Congestion increased in 61 of the nation’s 101 largest cities from 2012 to 2013, the data showed. The following year, nearly all cities – 95 out of 101 – experienced greater congestion.

The problem has become so bad in major urban areas that drivers have to plan for more than twice as much travel time as they would normally need to account for the possibility of congestion delays caused by bad weather, collisions, construction zones and other impediments, the report said.

The findings are based on federal data about how many cars are on the roads and on traffic speed data collected by INRIX on 1.3 million miles of urban streets and highways.

The growth is outpacing the nation’s ability to build the roads, bridges, trains and other infrastructure to handle all these people on the move. Congress has kept federal transportation programs teetering on the edge of insolvency for nearly eight years because lawmakers have been unwilling to raise the federal gas tax and haven’t found a politically palatable alternative to pay for needed improvements.

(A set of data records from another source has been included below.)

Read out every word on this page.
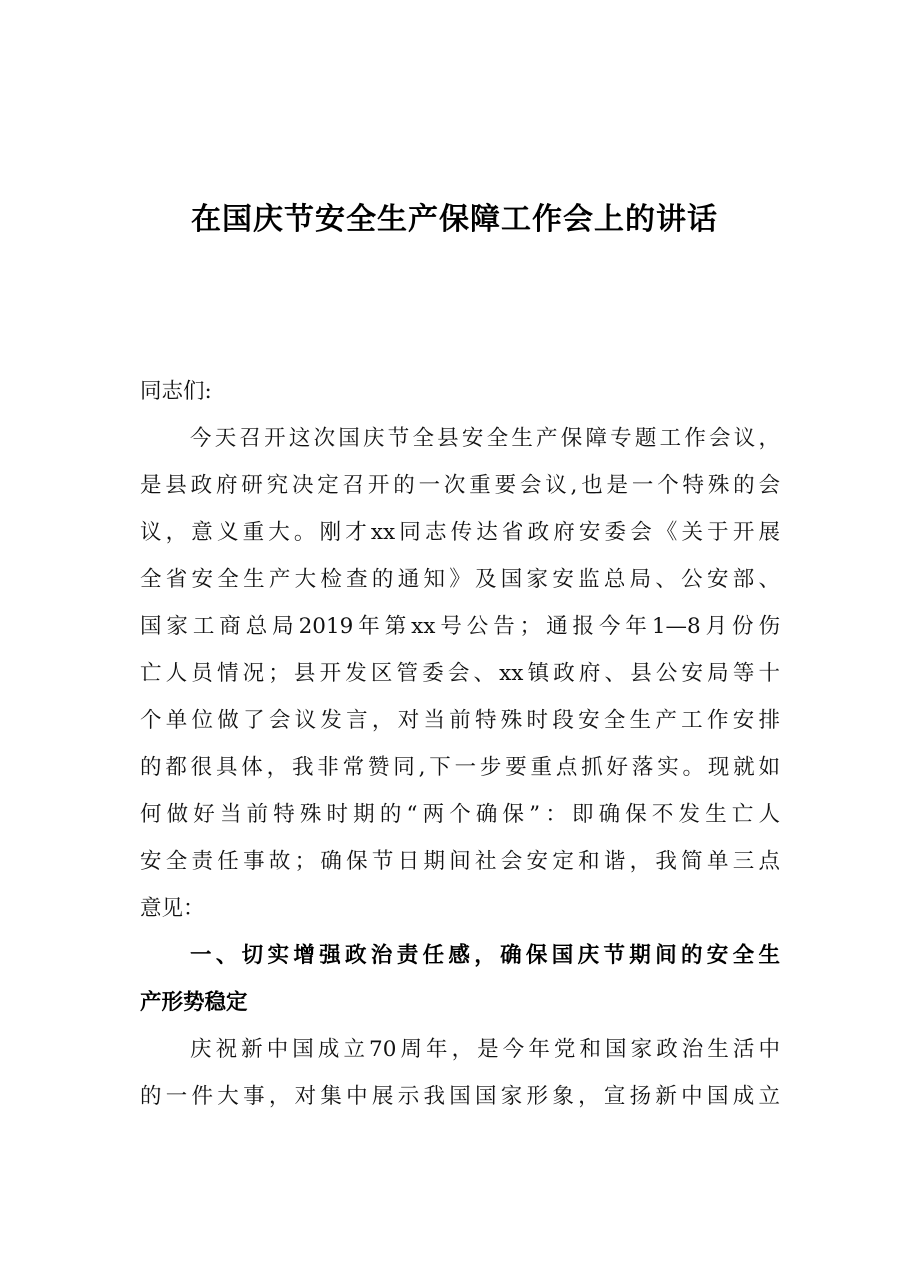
在国庆节安全生产保障工作会上的讲话

同志们:

今天召开这次国庆节全县安全生产保障专题工作会议，

是县政府研究决定召开的一次重要会议,也是一个特殊的会

议，意义重大。刚才xx同志传达省政府安委会《关于开展

全省安全生产大检查的通知》及国家安监总局、公安部、

国家工商总局2019年第xx号公告；通报今年1—8月份伤

亡人员情况；县开发区管委会、xx镇政府、县公安局等十

个单位做了会议发言，对当前特殊时段安全生产工作安排

的都很具体，我非常赞同,下一步要重点抓好落实。现就如

何做好当前特殊时期的“两个确保”：即确保不发生亡人

安全责任事故；确保节日期间社会安定和谐，我简单三点

意见：

一、切实增强政治责任感，确保国庆节期间的安全生

产形势稳定

庆祝新中国成立70周年，是今年党和国家政治生活中

的一件大事，对集中展示我国国家形象，宣扬新中国成立
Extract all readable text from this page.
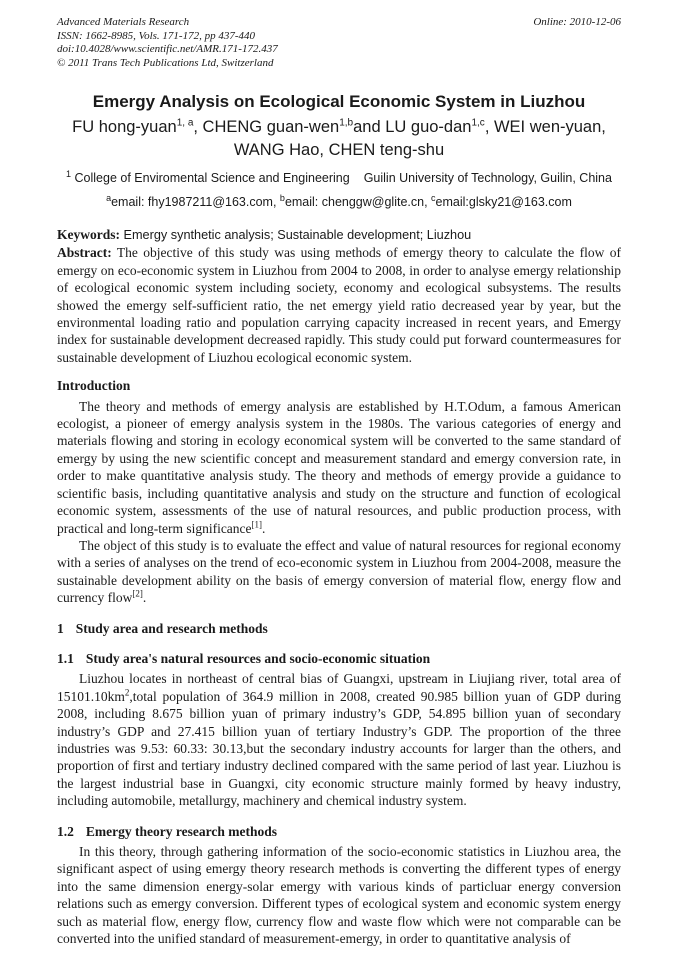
Advanced Materials Research
ISSN: 1662-8985, Vols. 171-172, pp 437-440
doi:10.4028/www.scientific.net/AMR.171-172.437
© 2011 Trans Tech Publications Ltd, Switzerland
Online: 2010-12-06
Emergy Analysis on Ecological Economic System in Liuzhou
FU hong-yuan$^{1, a}$, CHENG guan-wen$^{1,b}$and LU guo-dan$^{1,c}$, WEI wen-yuan,
WANG Hao, CHEN teng-shu
$^1$ College of Enviromental Science and Engineering Guilin University of Technology, Guilin, China
$^a$email: fhy1987211@163.com, $^b$email: chenggw@glite.cn, $^c$email:glsky21@163.com

Keywords: Emergy synthetic analysis; Sustainable development; Liuzhou

Abstract: The objective of this study was using methods of emergy theory to calculate the flow of emergy on eco-economic system in Liuzhou from 2004 to 2008, in order to analyse emergy relationship of ecological economic system including society, economy and ecological subsystems. The results showed the emergy self-sufficient ratio, the net emergy yield ratio decreased year by year, but the environmental loading ratio and population carrying capacity increased in recent years, and Emergy index for sustainable development decreased rapidly. This study could put forward countermeasures for sustainable development of Liuzhou ecological economic system.

Introduction

The theory and methods of emergy analysis are established by H.T.Odum, a famous American ecologist, a pioneer of emergy analysis system in the 1980s. The various categories of energy and materials flowing and storing in ecology economical system will be converted to the same standard of emergy by using the new scientific concept and measurement standard and emergy conversion rate, in order to make quantitative analysis study. The theory and methods of emergy provide a guidance to scientific basis, including quantitative analysis and study on the structure and function of ecological economic system, assessments of the use of natural resources, and public production process, with practical and long-term significance[1].

The object of this study is to evaluate the effect and value of natural resources for regional economy with a series of analyses on the trend of eco-economic system in Liuzhou from 2004-2008, measure the sustainable development ability on the basis of emergy conversion of material flow, energy flow and currency flow[2].

1 Study area and research methods
1.1 Study area's natural resources and socio-economic situation

Liuzhou locates in northeast of central bias of Guangxi, upstream in Liujiang river, total area of $15101.10km^2,total$ population of 364.9 million in 2008, created 90.985 billion yuan of GDP during 2008, including 8.675 billion yuan of primary industry’s GDP, 54.895 billion yuan of secondary industry’s GDP and 27.415 billion yuan of tertiary Industry’s GDP. The proportion of the three industries was 9.53: 60.33: 30.13,but the secondary industry accounts for larger than the others, and proportion of first and tertiary industry declined compared with the same period of last year. Liuzhou is the largest industrial base in Guangxi, city economic structure mainly formed by heavy industry, including automobile, metallurgy, machinery and chemical industry system.

1.2 Emergy theory research methods

In this theory, through gathering information of the socio-economic statistics in Liuzhou area, the significant aspect of using emergy theory research methods is converting the different types of energy into the same dimension energy-solar emergy with various kinds of particluar energy conversion relations such as emergy conversion. Different types of ecological system and economic system energy such as material flow, energy flow, currency flow and waste flow which were not comparable can be converted into the unified standard of measurement-emergy, in order to quantitative analysis of
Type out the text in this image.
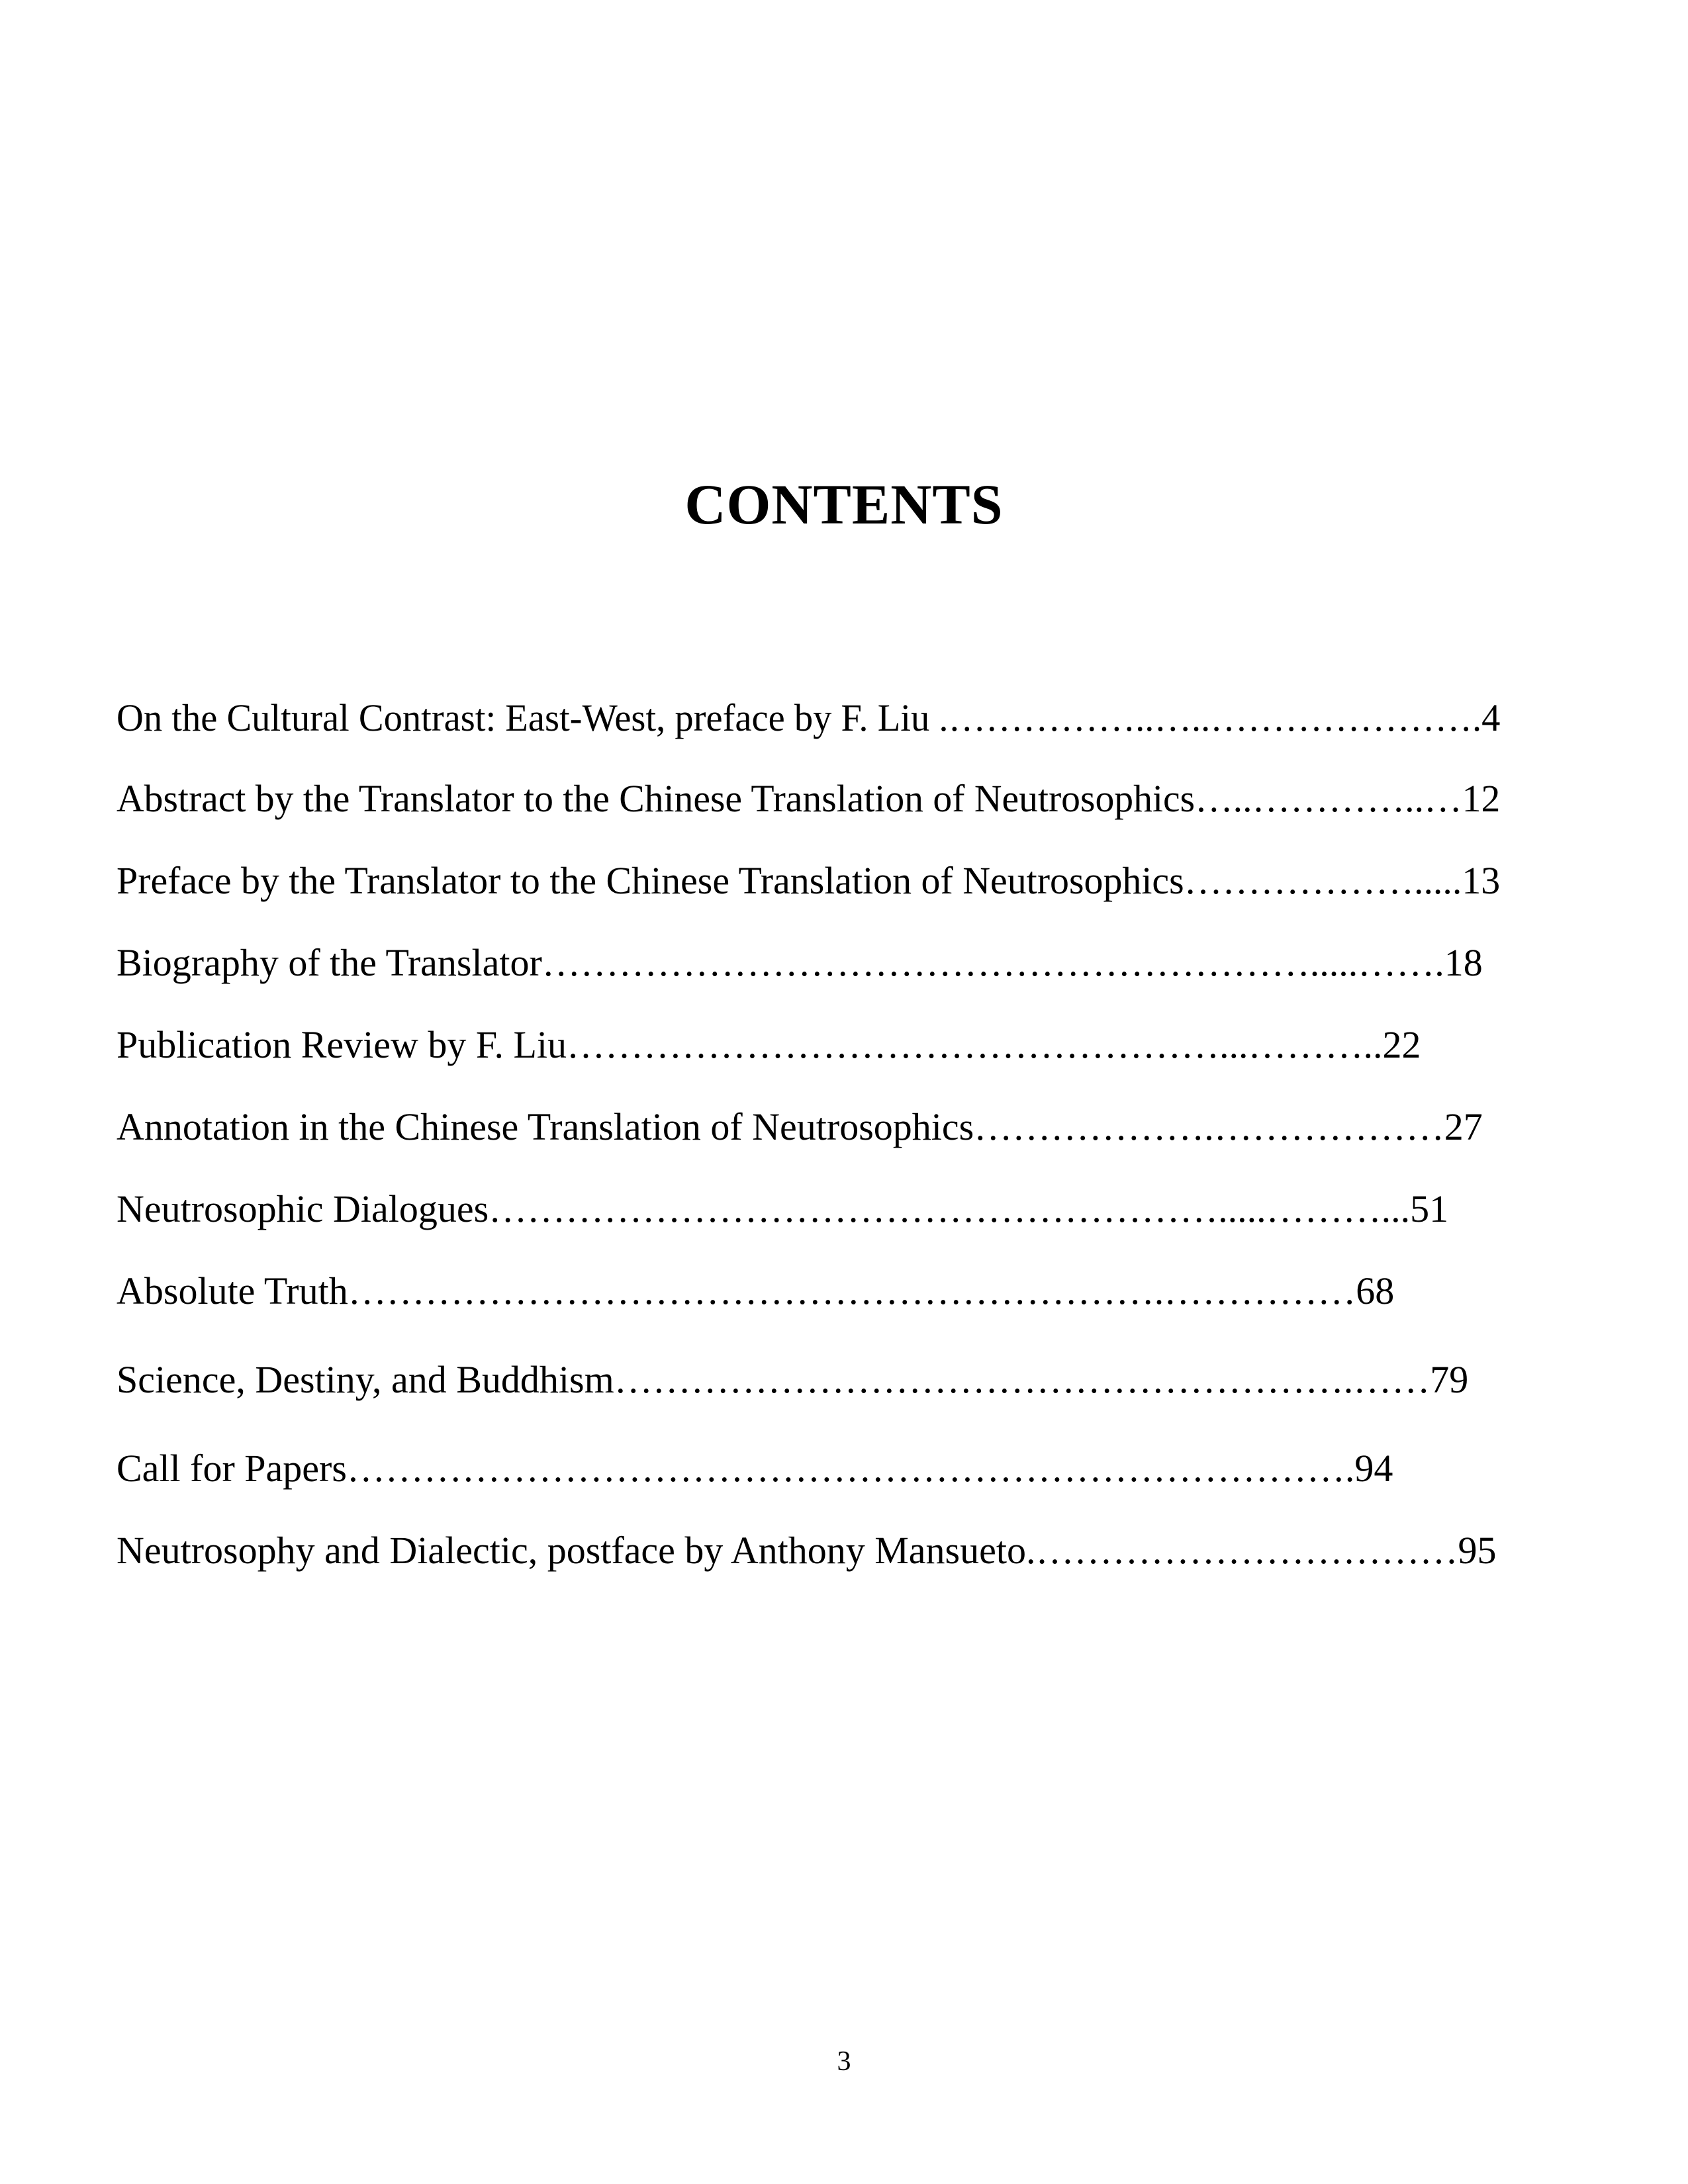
CONTENTS
On the Cultural Contrast: East-West, preface by F. Liu .……………..…..………………….4
Abstract by the Translator to the Chinese Translation of Neutrosophics…..…………..…12
Preface by the Translator to the Chinese Translation of Neutrosophics……………….....13
Biography of the Translator…………………………………………………….....…….18
Publication Review by F. Liu……………………………………………...………..22
Annotation in the Chinese Translation of Neutrosophics……………….………………27
Neutrosophic Dialogues………………………………………………….....………...51
Absolute Truth……………………………………………………….……………68
Science, Destiny, and Buddhism………………………………………………….……79
Call for Papers…………………………………………………………………….94
Neutrosophy and Dialectic, postface by Anthony Mansueto.……………………………95
3
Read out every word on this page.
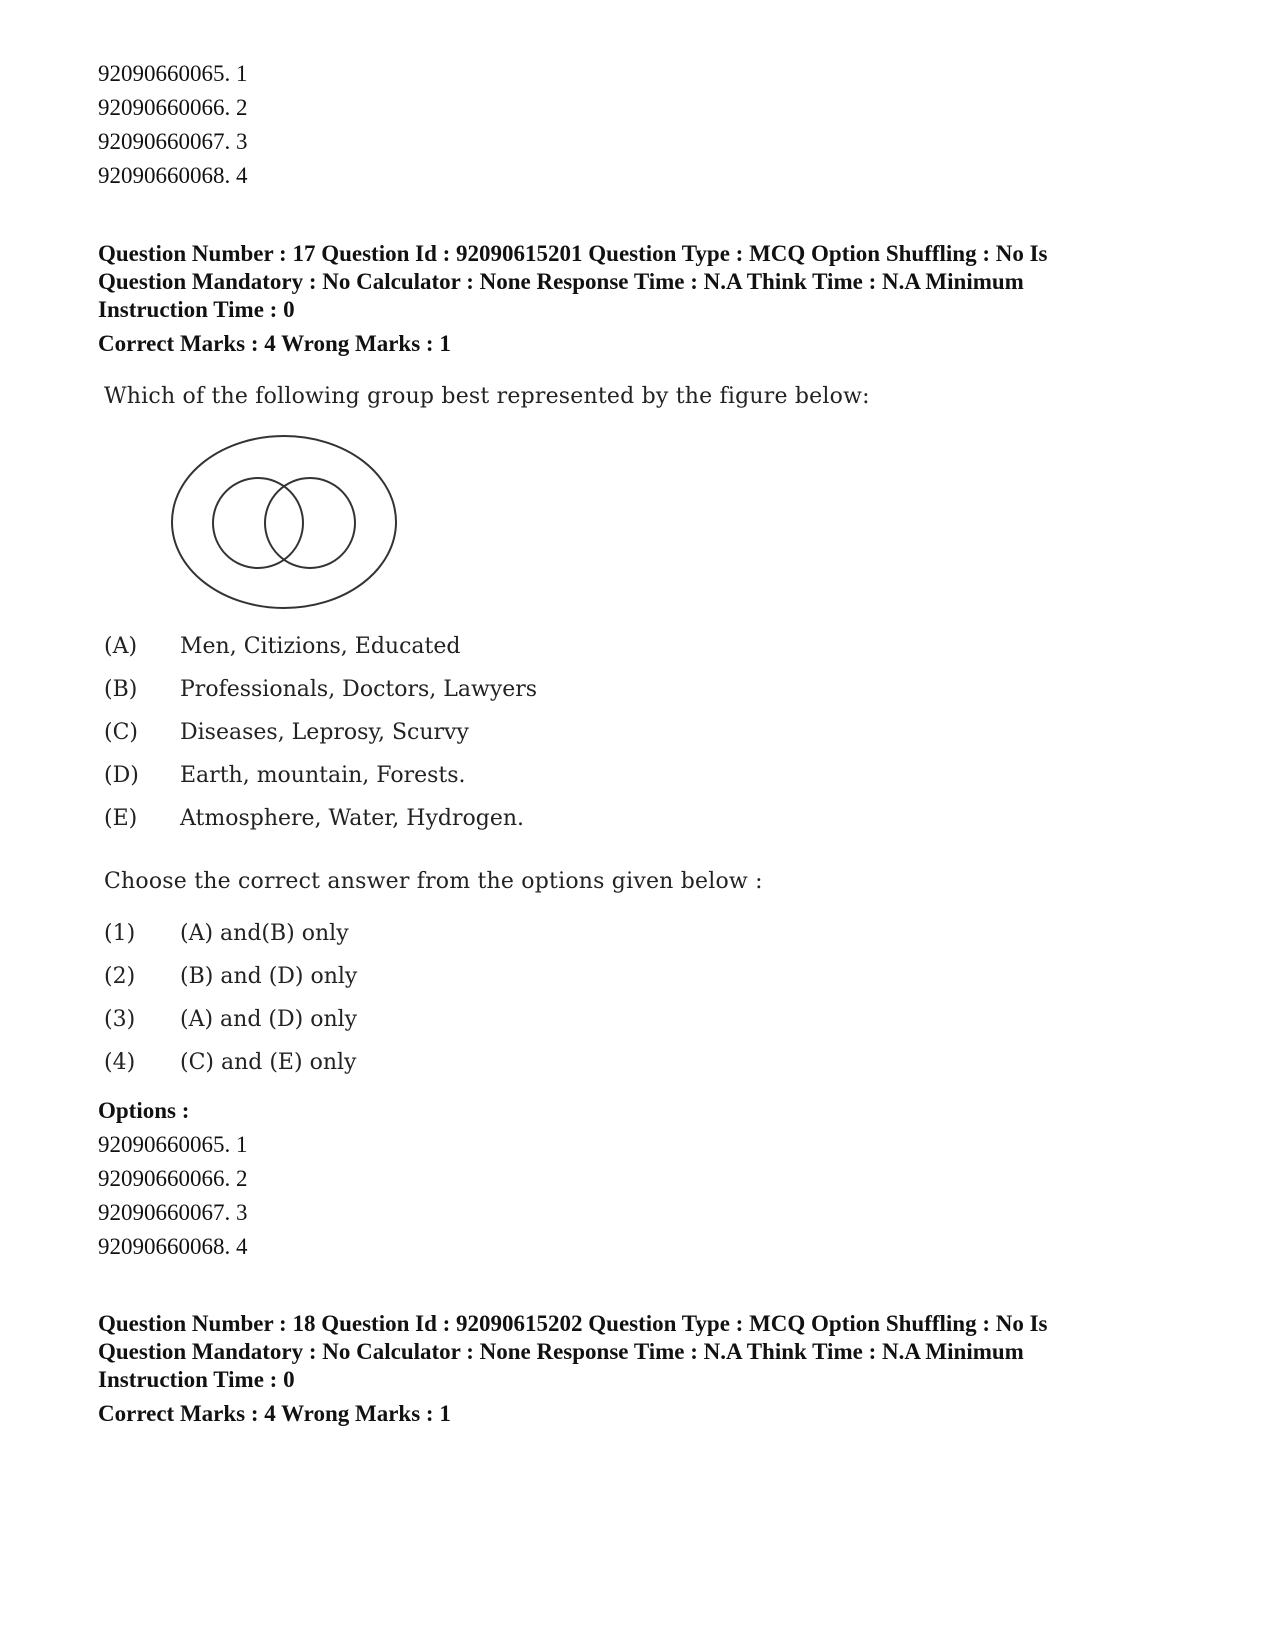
92090660065. 1
92090660066. 2
92090660067. 3
92090660068. 4
Question Number : 17 Question Id : 92090615201 Question Type : MCQ Option Shuffling : No Is
Question Mandatory : No Calculator : None Response Time : N.A Think Time : N.A Minimum
Instruction Time : 0
Correct Marks : 4 Wrong Marks : 1
Which of the following group best represented by the figure below:
(A) Men, Citizions, Educated
(B) Professionals, Doctors, Lawyers
(C) Diseases, Leprosy, Scurvy
(D) Earth, mountain, Forests.
(E) Atmosphere, Water, Hydrogen.
Choose the correct answer from the options given below :
(1) (A) and(B) only
(2) (B) and (D) only
(3) (A) and (D) only
(4) (C) and (E) only
Options :
92090660065. 1
92090660066. 2
92090660067. 3
92090660068. 4
Question Number : 18 Question Id : 92090615202 Question Type : MCQ Option Shuffling : No Is
Question Mandatory : No Calculator : None Response Time : N.A Think Time : N.A Minimum
Instruction Time : 0
Correct Marks : 4 Wrong Marks : 1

Frustrated by Washington’s inaction, nearly a third of states have approved measures this year that could collectively raise billions of dollars for transportation through higher fuel taxes, vehicle fees and bonds. But that’s just a down payment on decades of delayed maintenance, repairs and replacements.

“Our growing traffic problem is too massive for any one entity to handle – state and local agencies can’t do it alone,” said Tim Lomax, a co-author of the report. The report recommends a mix of solutions, including making existing road and transit systems more efficient, encouraging more flexible work schedules, adding capacity to high-growth travel corridors, and creating more high-density neighborhoods where homes, offices, stores and other development can be reached through walking, biking or public transit.

Transportation analyst Alan Pisarski said the nation missed a “tremendous opportunity” to catch up on building additional transportation capacity during the recession, when construction costs plummeted. “We didn’t take advantage of it and now we’re back in the soup again,” he said.

The national average time that commuters wasted stuck in traffic last year was 42 hours, about the same as in 2007 and more than twice the delay in 1982, when the transportation institute first began assessing urban mobility. But because there are so many more commuters today and far more congestion in off-peak hours, total delay across the country has increased over 2007.

Overall, Americans experienced 6.9 billion hours of traffic delays in 2014 compared to 6.6 billion in 2007 and 1.8 billion in 1982.

Other findings in the report:

-Trucks account for about 18 percent of urban congestion, although they represent just 7 percent of urban travel.